Simon’s recent and current obsessions include the puzzle game of Hexcells and Plusword, a really challenging variation of Wordle that we have added to our evening family routine (we now do Wordle, Cladder and Plusword every evening).


Boston street art


By some miraculous cosmic coincidence, our dear Oxiea was in town for a few days, so we ventured upon an art museum offensive together, first the Museum of Fine Art (where we have purchased a family membership) and then the Isabella Stuart Gardner Museum, Boston’s hidden gem.











Isabella Stuart Garner has blown my mind. In don’t think I have ever seen any museum like this before. Discovering a graceful Italian patio behind a modest Boston facade was a shock already. The greatest surprise was that it didn’t feel like a museum at all, it felt like visiting an amazing collector’s home (who just happened to have Rembrandts and Degas, Matisses and Velzquezes hanging casually on her exquisitely draped walls). Gardner wanted that after her death, everything remained untouched. Nearly a century has passed, but inside her home it feels as if she has managed to stop time . The mysteries surrounding the place still keep the conversation going among the local Uber drivers: we have even watched a Netflix documentary about the yet unsolved robbery at the museum in 1990.

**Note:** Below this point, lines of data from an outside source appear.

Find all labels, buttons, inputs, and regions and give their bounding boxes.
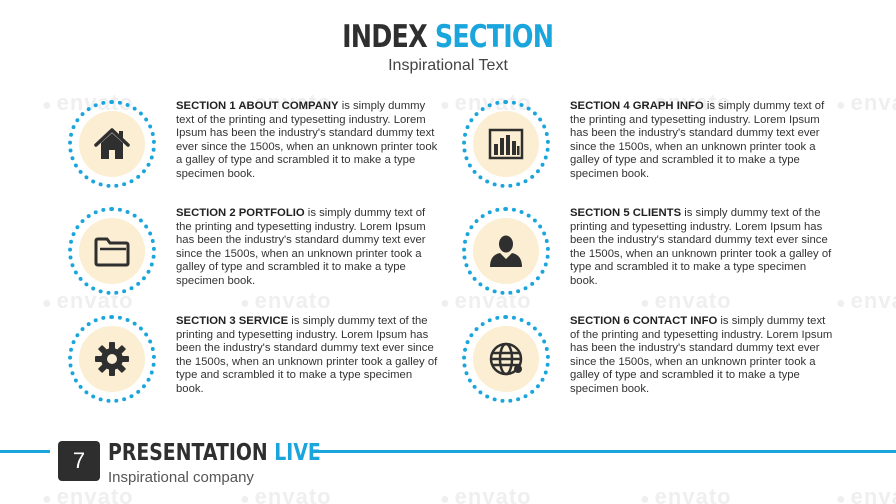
page-subtitle: Inspirational Text: [388, 57, 508, 74]
globe-icon: [489, 342, 523, 376]
bar-chart-icon: [488, 128, 524, 160]
section-body: is simply dummy text of the printing and…: [570, 100, 825, 180]
icon-circle: [68, 207, 156, 295]
watermark: envato: [836, 484, 896, 504]
section-item-contact-info: SECTION 6 CONTACT INFO is simply dummy t…: [462, 315, 862, 415]
icon-circle: [462, 315, 550, 403]
page-title: INDEX SECTION: [342, 18, 554, 56]
title-accent-part: SECTION: [435, 19, 554, 55]
section-text: SECTION 2 PORTFOLIO is simply dummy text…: [176, 207, 442, 289]
section-item-clients: SECTION 5 CLIENTS is simply dummy text o…: [462, 207, 862, 307]
section-text: SECTION 4 GRAPH INFO is simply dummy tex…: [570, 100, 836, 182]
page-header: INDEX SECTION Inspirational Text: [0, 18, 896, 75]
section-body: is simply dummy text of the printing and…: [176, 315, 438, 395]
section-item-about-company: SECTION 1 ABOUT COMPANY is simply dummy …: [68, 100, 468, 200]
section-heading: SECTION 6 CONTACT INFO: [570, 315, 718, 327]
icon-circle: [68, 100, 156, 188]
icon-circle-inner: [79, 326, 145, 392]
section-item-service: SECTION 3 SERVICE is simply dummy text o…: [68, 315, 468, 415]
footer-title-accent-part: LIVE: [274, 440, 321, 466]
section-heading: SECTION 5 CLIENTS: [570, 207, 682, 219]
folder-icon: [94, 237, 130, 267]
icon-circle-inner: [79, 111, 145, 177]
section-body: is simply dummy text of the printing and…: [570, 207, 832, 287]
section-heading: SECTION 3 SERVICE: [176, 315, 289, 327]
icon-circle: [462, 207, 550, 295]
section-body: is simply dummy text of the printing and…: [176, 207, 426, 287]
footer-divider-right: [310, 450, 896, 453]
gear-icon: [95, 342, 129, 376]
section-text: SECTION 5 CLIENTS is simply dummy text o…: [570, 207, 836, 289]
icon-circle-inner: [473, 218, 539, 284]
footer-title: PRESENTATION LIVE: [108, 438, 321, 468]
watermark: envato: [440, 484, 532, 504]
section-body: is simply dummy text of the printing and…: [570, 315, 833, 395]
watermark: envato: [42, 484, 134, 504]
icon-circle-inner: [473, 326, 539, 392]
section-text: SECTION 3 SERVICE is simply dummy text o…: [176, 315, 442, 397]
watermark: envato: [240, 484, 332, 504]
section-body: is simply dummy text of the printing and…: [176, 100, 438, 180]
home-icon: [94, 128, 130, 159]
icon-circle: [68, 315, 156, 403]
watermark: envato: [640, 484, 732, 504]
footer-subtitle: Inspirational company: [108, 469, 254, 486]
footer-divider-left: [0, 450, 50, 453]
section-text: SECTION 6 CONTACT INFO is simply dummy t…: [570, 315, 836, 397]
footer-title-dark-part: PRESENTATION: [108, 440, 268, 466]
icon-circle-inner: [473, 111, 539, 177]
icon-circle: [462, 100, 550, 188]
section-item-portfolio: SECTION 2 PORTFOLIO is simply dummy text…: [68, 207, 468, 307]
page-number-badge: 7: [58, 441, 100, 481]
icon-circle-inner: [79, 218, 145, 284]
section-heading: SECTION 1 ABOUT COMPANY: [176, 100, 339, 112]
section-heading: SECTION 4 GRAPH INFO: [570, 100, 704, 112]
section-text: SECTION 1 ABOUT COMPANY is simply dummy …: [176, 100, 442, 182]
section-heading: SECTION 2 PORTFOLIO: [176, 207, 305, 219]
user-icon: [490, 235, 522, 267]
section-item-graph-info: SECTION 4 GRAPH INFO is simply dummy tex…: [462, 100, 862, 200]
title-dark-part: INDEX: [342, 19, 428, 55]
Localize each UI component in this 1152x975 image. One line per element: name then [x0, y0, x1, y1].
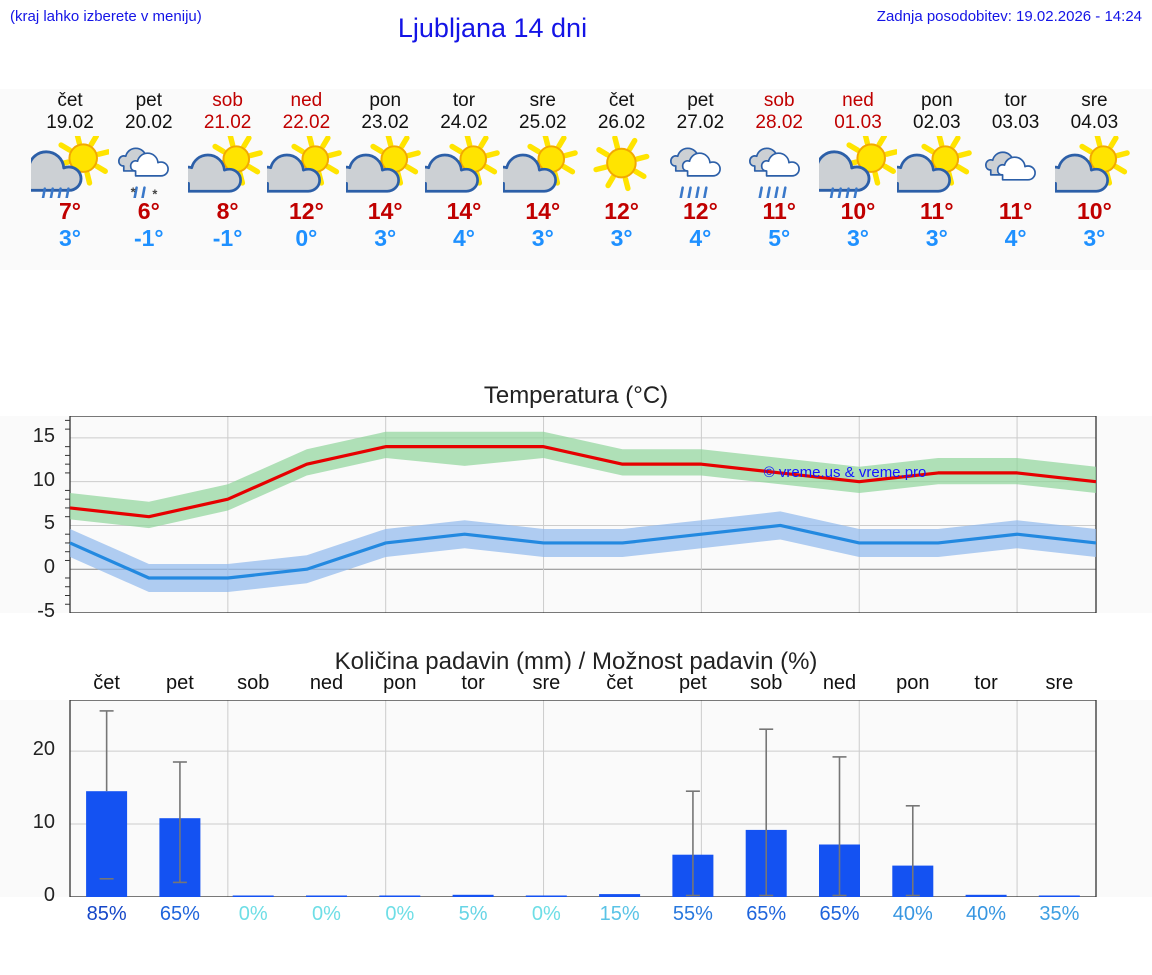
svg-text:© vreme.us & vreme.pro: © vreme.us & vreme.pro	[764, 464, 927, 481]
svg-text:*: *	[153, 187, 158, 198]
svg-text:*: *	[131, 185, 136, 198]
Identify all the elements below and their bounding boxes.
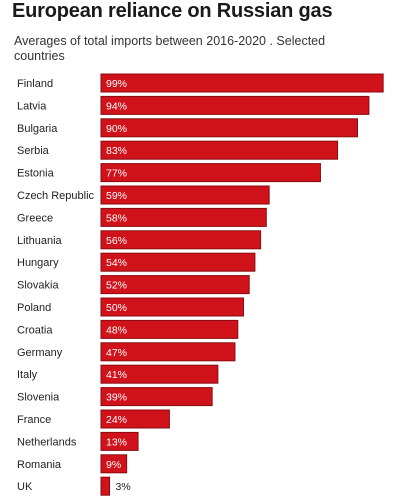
bar-row-hungary: Hungary 54% (17, 252, 256, 272)
value-label: 24% (106, 414, 127, 426)
bar (100, 297, 244, 317)
bar-row-serbia: Serbia 83% (17, 140, 339, 160)
bar (100, 387, 213, 407)
category-label: Serbia (17, 145, 50, 157)
category-label: France (17, 414, 51, 426)
category-label: Netherlands (17, 436, 77, 448)
bar-row-germany: Germany 47% (17, 342, 236, 362)
bar (100, 454, 128, 474)
category-label: Latvia (17, 100, 47, 112)
bar-row-netherlands: Netherlands 13% (17, 431, 139, 451)
bar-row-bulgaria: Bulgaria 90% (17, 118, 358, 138)
bar (100, 207, 267, 227)
bar-row-estonia: Estonia 77% (17, 163, 321, 183)
value-label: 94% (106, 100, 127, 112)
value-label: 39% (106, 392, 127, 404)
category-label: Finland (17, 78, 53, 90)
value-label: 13% (106, 436, 127, 448)
value-label: 9% (106, 459, 121, 471)
bar (100, 95, 370, 115)
category-label: Poland (17, 302, 51, 314)
category-label: Slovenia (17, 392, 60, 404)
bar (100, 230, 262, 250)
bar-row-uk: UK 3% (17, 476, 131, 496)
bar-row-czech-republic: Czech Republic 59% (17, 185, 270, 205)
bar-row-slovenia: Slovenia 39% (17, 387, 213, 407)
value-label: 50% (106, 302, 127, 314)
bar-row-slovakia: Slovakia 52% (17, 275, 250, 295)
value-label: 41% (106, 369, 127, 381)
bar (100, 163, 321, 183)
chart-subtitle: Averages of total imports between 2016-2… (14, 34, 326, 63)
value-label: 59% (106, 190, 127, 202)
bar-row-croatia: Croatia 48% (17, 319, 239, 339)
bar-row-greece: Greece 58% (17, 207, 267, 227)
value-label: 83% (106, 145, 127, 157)
value-label: 77% (106, 168, 127, 180)
bar (100, 342, 236, 362)
bar-row-romania: Romania 9% (17, 454, 128, 474)
category-label: Greece (17, 212, 53, 224)
category-label: Bulgaria (17, 123, 58, 135)
chart-title: European reliance on Russian gas (12, 0, 333, 22)
value-label: 58% (106, 212, 127, 224)
category-label: Estonia (17, 168, 55, 180)
bar (100, 409, 170, 429)
bar (100, 73, 384, 93)
bar (100, 118, 358, 138)
value-label: 54% (106, 257, 127, 269)
bar (100, 185, 270, 205)
value-label: 47% (106, 347, 127, 359)
category-label: Hungary (17, 257, 59, 269)
bar-row-latvia: Latvia 94% (17, 95, 370, 115)
value-label: 3% (116, 481, 131, 493)
value-label: 56% (106, 235, 127, 247)
category-label: Slovakia (17, 280, 59, 292)
bar (100, 364, 219, 384)
bar-row-france: France 24% (17, 409, 170, 429)
bar-row-finland: Finland 99% (17, 73, 384, 93)
category-label: Germany (17, 347, 63, 359)
category-label: Czech Republic (17, 190, 95, 202)
value-label: 99% (106, 78, 127, 90)
bar-row-italy: Italy 41% (17, 364, 219, 384)
value-label: 52% (106, 280, 127, 292)
bar (100, 431, 139, 451)
value-label: 90% (106, 123, 127, 135)
bar-row-poland: Poland 50% (17, 297, 244, 317)
bar-row-lithuania: Lithuania 56% (17, 230, 262, 250)
category-label: Croatia (17, 324, 53, 336)
bar (100, 252, 256, 272)
category-label: Italy (17, 369, 38, 381)
category-label: UK (17, 481, 33, 493)
bar (100, 476, 111, 496)
bar (100, 140, 339, 160)
value-label: 48% (106, 324, 127, 336)
bar (100, 275, 250, 295)
bar (100, 319, 239, 339)
category-label: Romania (17, 459, 62, 471)
category-label: Lithuania (17, 235, 63, 247)
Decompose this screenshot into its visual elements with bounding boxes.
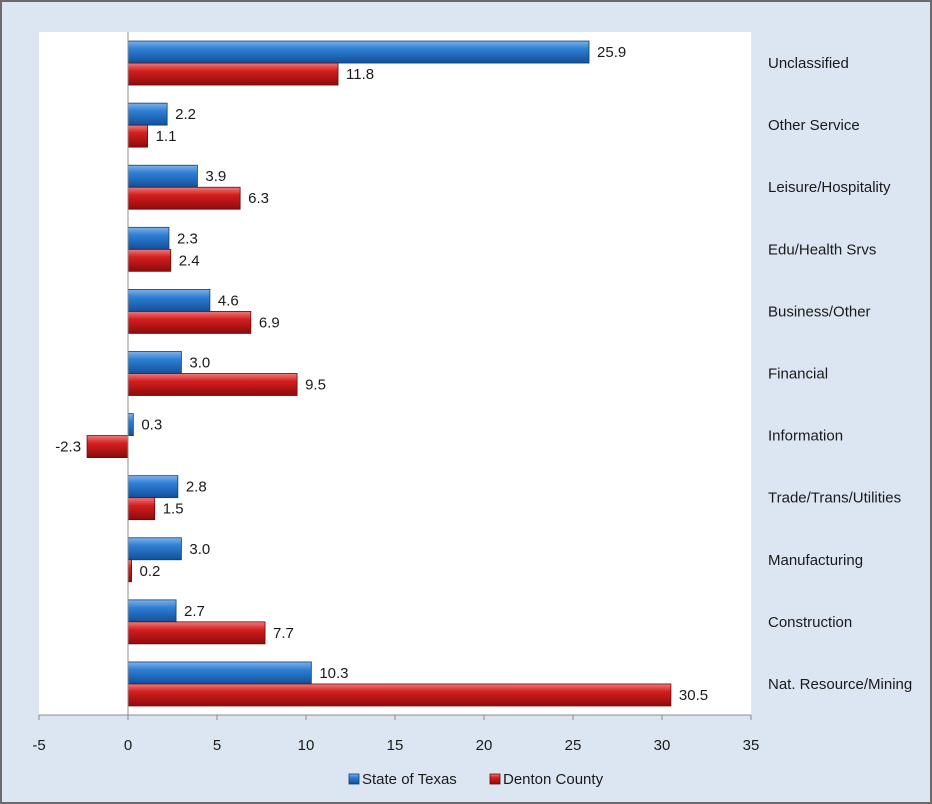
category-label: Financial xyxy=(768,366,828,383)
data-label: 1.5 xyxy=(163,501,184,518)
category-label: Information xyxy=(768,428,843,445)
x-tick-label: -5 xyxy=(32,737,45,754)
data-label: 0.2 xyxy=(140,563,161,580)
category-label: Manufacturing xyxy=(768,552,863,569)
denton-bar xyxy=(86,435,129,458)
category-label: Business/Other xyxy=(768,303,871,320)
texas-bar xyxy=(127,599,177,623)
legend-swatch xyxy=(489,773,501,785)
denton-bar xyxy=(127,559,132,583)
data-label: 6.9 xyxy=(259,314,280,331)
denton-bar xyxy=(127,311,252,334)
data-label: 2.8 xyxy=(186,479,207,496)
denton-bar xyxy=(127,373,298,396)
data-label: 3.9 xyxy=(205,168,226,185)
x-tick-label: 30 xyxy=(654,737,671,754)
x-tick-label: 5 xyxy=(213,737,221,754)
category-label: Construction xyxy=(768,614,852,631)
data-label: 3.0 xyxy=(189,355,210,372)
data-label: 1.1 xyxy=(156,128,177,145)
data-label: -2.3 xyxy=(55,439,81,456)
data-label: 3.0 xyxy=(189,541,210,558)
category-label: Other Service xyxy=(768,117,860,134)
data-label: 4.6 xyxy=(218,292,239,309)
data-label: 7.7 xyxy=(273,625,294,642)
denton-bar xyxy=(127,248,172,272)
legend-swatch xyxy=(348,773,360,785)
legend-label: Denton County xyxy=(503,771,604,788)
category-label: Trade/Trans/Utilities xyxy=(768,490,901,507)
x-tick-label: 35 xyxy=(743,737,760,754)
denton-bar xyxy=(127,497,156,521)
texas-bar xyxy=(127,537,182,561)
data-label: 30.5 xyxy=(679,687,708,704)
x-tick-label: 20 xyxy=(476,737,493,754)
denton-bar xyxy=(127,124,148,148)
texas-bar xyxy=(127,351,182,374)
denton-bar xyxy=(127,683,672,707)
data-label: 10.3 xyxy=(319,665,348,682)
data-label: 11.8 xyxy=(346,66,374,83)
category-label: Edu/Health Srvs xyxy=(768,241,876,258)
data-label: 0.3 xyxy=(141,417,162,434)
category-label: Nat. Resource/Mining xyxy=(768,676,912,693)
texas-bar xyxy=(127,661,312,685)
legend-label: State of Texas xyxy=(362,771,457,788)
x-tick-label: 15 xyxy=(387,737,404,754)
data-label: 2.2 xyxy=(175,106,196,123)
texas-bar xyxy=(127,475,179,499)
data-label: 2.7 xyxy=(184,603,205,620)
texas-bar xyxy=(127,164,198,188)
category-label: Unclassified xyxy=(768,55,849,72)
texas-bar xyxy=(127,40,590,64)
x-tick-label: 25 xyxy=(565,737,582,754)
data-label: 6.3 xyxy=(248,190,269,207)
data-label: 25.9 xyxy=(597,44,626,61)
x-tick-label: 0 xyxy=(124,737,132,754)
denton-bar xyxy=(127,621,266,645)
texas-bar xyxy=(127,226,170,250)
data-label: 2.4 xyxy=(179,252,200,269)
texas-bar xyxy=(127,413,134,436)
texas-bar xyxy=(127,102,168,126)
data-label: 2.3 xyxy=(177,230,198,247)
denton-bar xyxy=(127,62,339,86)
x-tick-label: 10 xyxy=(298,737,315,754)
category-label: Leisure/Hospitality xyxy=(768,179,891,196)
data-label: 9.5 xyxy=(305,377,326,394)
texas-bar xyxy=(127,289,211,312)
denton-bar xyxy=(127,186,241,210)
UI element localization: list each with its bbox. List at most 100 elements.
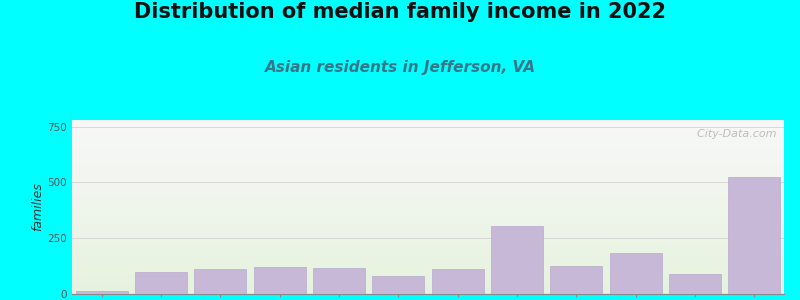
- Bar: [72, 161, 784, 162]
- Bar: [72, 194, 784, 195]
- Bar: [72, 227, 784, 228]
- Bar: [72, 272, 784, 273]
- Bar: [372, 276, 425, 294]
- Bar: [72, 127, 784, 128]
- Bar: [72, 270, 784, 271]
- Bar: [72, 218, 784, 219]
- Bar: [72, 138, 784, 139]
- Bar: [72, 184, 784, 185]
- Bar: [72, 147, 784, 148]
- Bar: [72, 285, 784, 286]
- Bar: [72, 291, 784, 292]
- Bar: [72, 235, 784, 236]
- Bar: [72, 226, 784, 227]
- Bar: [72, 148, 784, 149]
- Bar: [72, 223, 784, 224]
- Bar: [72, 271, 784, 272]
- Bar: [72, 284, 784, 285]
- Bar: [72, 267, 784, 268]
- Bar: [72, 135, 784, 136]
- Bar: [72, 287, 784, 288]
- Bar: [72, 146, 784, 147]
- Text: Asian residents in Jefferson, VA: Asian residents in Jefferson, VA: [265, 60, 535, 75]
- Bar: [313, 268, 365, 294]
- Bar: [72, 137, 784, 138]
- Bar: [72, 171, 784, 172]
- Bar: [72, 293, 784, 294]
- Bar: [72, 195, 784, 196]
- Bar: [72, 130, 784, 131]
- Bar: [72, 120, 784, 121]
- Bar: [72, 142, 784, 143]
- Bar: [72, 153, 784, 154]
- Bar: [72, 217, 784, 218]
- Bar: [72, 221, 784, 222]
- Bar: [72, 176, 784, 177]
- Bar: [72, 152, 784, 153]
- Bar: [72, 281, 784, 282]
- Bar: [72, 212, 784, 213]
- Bar: [431, 269, 484, 294]
- Bar: [72, 177, 784, 178]
- Bar: [72, 244, 784, 245]
- Bar: [72, 123, 784, 124]
- Bar: [72, 222, 784, 223]
- Bar: [72, 236, 784, 237]
- Bar: [72, 214, 784, 215]
- Y-axis label: families: families: [32, 183, 45, 231]
- Bar: [72, 239, 784, 240]
- Bar: [72, 261, 784, 262]
- Bar: [72, 241, 784, 242]
- Bar: [72, 228, 784, 229]
- Bar: [72, 128, 784, 129]
- Bar: [72, 246, 784, 247]
- Bar: [72, 208, 784, 209]
- Bar: [72, 229, 784, 230]
- Bar: [72, 210, 784, 211]
- Bar: [72, 191, 784, 192]
- Bar: [72, 149, 784, 150]
- Bar: [72, 277, 784, 278]
- Bar: [72, 139, 784, 140]
- Bar: [72, 169, 784, 170]
- Bar: [72, 263, 784, 264]
- Bar: [72, 169, 784, 170]
- Bar: [72, 167, 784, 168]
- Bar: [72, 258, 784, 259]
- Bar: [72, 233, 784, 234]
- Bar: [72, 286, 784, 287]
- Bar: [72, 231, 784, 232]
- Bar: [72, 150, 784, 151]
- Bar: [72, 197, 784, 198]
- Bar: [72, 265, 784, 266]
- Bar: [72, 189, 784, 190]
- Bar: [72, 190, 784, 191]
- Bar: [72, 193, 784, 194]
- Bar: [72, 187, 784, 188]
- Bar: [72, 292, 784, 293]
- Bar: [72, 256, 784, 257]
- Bar: [72, 282, 784, 283]
- Bar: [72, 219, 784, 220]
- Bar: [72, 173, 784, 174]
- Bar: [72, 172, 784, 173]
- Bar: [72, 268, 784, 269]
- Bar: [72, 185, 784, 186]
- Bar: [72, 145, 784, 146]
- Bar: [72, 198, 784, 199]
- Bar: [72, 144, 784, 145]
- Bar: [72, 181, 784, 182]
- Bar: [72, 240, 784, 241]
- Bar: [72, 238, 784, 239]
- Bar: [72, 141, 784, 142]
- Bar: [72, 200, 784, 201]
- Bar: [72, 170, 784, 171]
- Bar: [72, 174, 784, 175]
- Bar: [72, 289, 784, 290]
- Bar: [72, 188, 784, 189]
- Bar: [72, 160, 784, 161]
- Bar: [72, 248, 784, 249]
- Bar: [72, 209, 784, 210]
- Bar: [72, 129, 784, 130]
- Bar: [72, 278, 784, 279]
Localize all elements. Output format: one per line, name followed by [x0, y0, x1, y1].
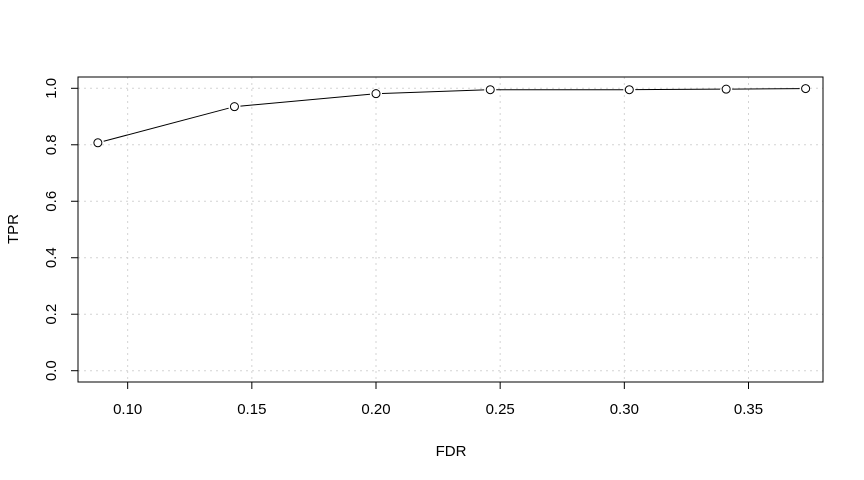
x-tick-label: 0.30	[610, 401, 639, 418]
y-axis-label: TPR	[5, 214, 22, 244]
y-tick-label: 0.6	[43, 191, 60, 212]
x-tick-label: 0.15	[237, 401, 266, 418]
series-line-segment	[381, 89, 485, 94]
data-point	[485, 85, 495, 95]
x-tick-label: 0.10	[113, 401, 142, 418]
y-tick-label: 0.8	[43, 134, 60, 155]
data-point	[624, 85, 634, 95]
grid	[78, 77, 823, 382]
x-axis-label: FDR	[436, 443, 467, 460]
y-axis: 0.0 0.2 0.4 0.6 0.8 1.0	[43, 78, 79, 381]
series-line-segment	[103, 107, 229, 142]
x-axis: 0.10 0.15 0.20 0.25 0.30 0.35	[113, 381, 763, 418]
y-tick-label: 1.0	[43, 78, 60, 99]
data-point	[801, 84, 811, 94]
y-tick-label: 0.2	[43, 304, 60, 325]
y-tick-label: 0.4	[43, 247, 60, 268]
series	[93, 84, 811, 148]
series-line-segment	[240, 93, 371, 107]
x-tick-label: 0.25	[486, 401, 515, 418]
data-point	[721, 84, 731, 94]
y-tick-label: 0.0	[43, 360, 60, 381]
data-point	[229, 102, 239, 112]
plot-frame	[77, 76, 824, 383]
x-tick-label: 0.35	[734, 401, 763, 418]
data-point	[371, 89, 381, 99]
data-point	[93, 138, 103, 148]
x-tick-label: 0.20	[361, 401, 390, 418]
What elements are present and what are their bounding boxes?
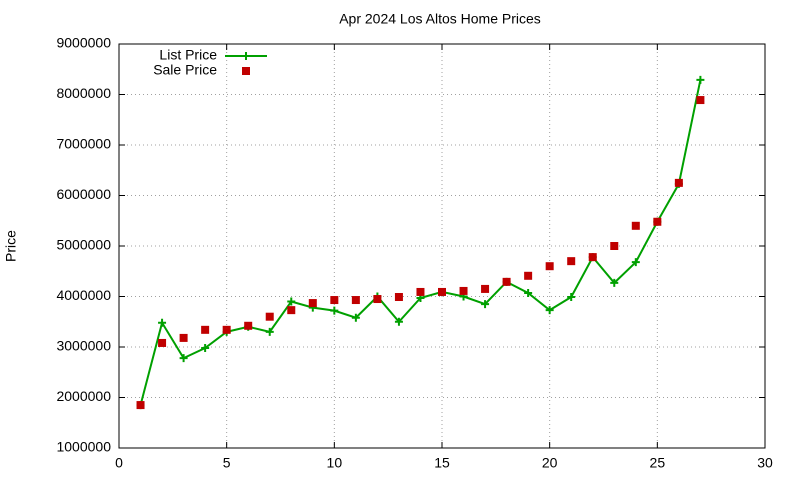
data-point <box>351 296 360 305</box>
data-point <box>545 306 554 315</box>
data-point <box>179 354 188 363</box>
data-point <box>330 296 339 305</box>
data-point <box>481 284 490 293</box>
data-point <box>158 338 167 347</box>
legend-marker <box>242 67 250 75</box>
data-point <box>696 75 705 84</box>
x-tick-label: 5 <box>223 455 231 471</box>
data-point <box>545 262 554 271</box>
x-tick-label: 10 <box>327 455 343 471</box>
y-tick-label: 1000000 <box>56 439 111 455</box>
y-tick-label: 9000000 <box>56 35 111 51</box>
data-point <box>394 317 403 326</box>
data-point <box>696 96 705 105</box>
x-tick-label: 20 <box>542 455 558 471</box>
data-point <box>201 344 210 353</box>
y-tick-label: 5000000 <box>56 237 111 253</box>
x-tick-label: 30 <box>757 455 773 471</box>
data-point <box>287 306 296 315</box>
data-point <box>158 318 167 327</box>
data-point <box>179 333 188 342</box>
data-point <box>438 287 446 296</box>
data-point <box>287 297 296 306</box>
data-point <box>394 293 403 302</box>
x-tick-label: 0 <box>115 455 123 471</box>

“Look! I wonder if they use original parts!” Simon points to the opposite side of the fashionable Newbury Street, where we stopped for an overpriced but really delicious Italian gelato and milkshakes. The three of us turn our heads to see the spectacular soap bubble machine plopping out bubbles. Meanwhile, what Simon was pointing to was an iPhone repair sign!


Simon in his element:




Below is a sheet from Simon’s sketchbook showing the way the makers of Gravity Falls encoded “Weirdmageddon”, the culmination of the Gravity Falls story, an Armageddon of sorts, using the Vigenère cipher. You may be wondering, why I’m mentioning Gravity Falls for the second time in this blog. No, it’s not just that the series’ 10th anniversary coincided with our 1 month anniversary in the US. The Gravity Falls theme song and everything about the series is Neva’s greatest obsessions these days and I’m thrilled to have been included: we have watched both seasons this month and finished on the night of my birthday. Neva is a walking Gravity Falls encyclopedia, reciting the hilarious but prophetic dialogues by heart. We have also had quite a few discussions about the main antagonist Bill Cipher being an embodiment of absolute evil and how his famous “meaning has no meaning” echoes today’s situation in postmodern politics with disinformation and war on truth.

And the rest of my birthday was very memorable as well. We did a tour of Boston on a WWII duck (amphibian bus) and took a swim in the ocean at the serene Nahant beach.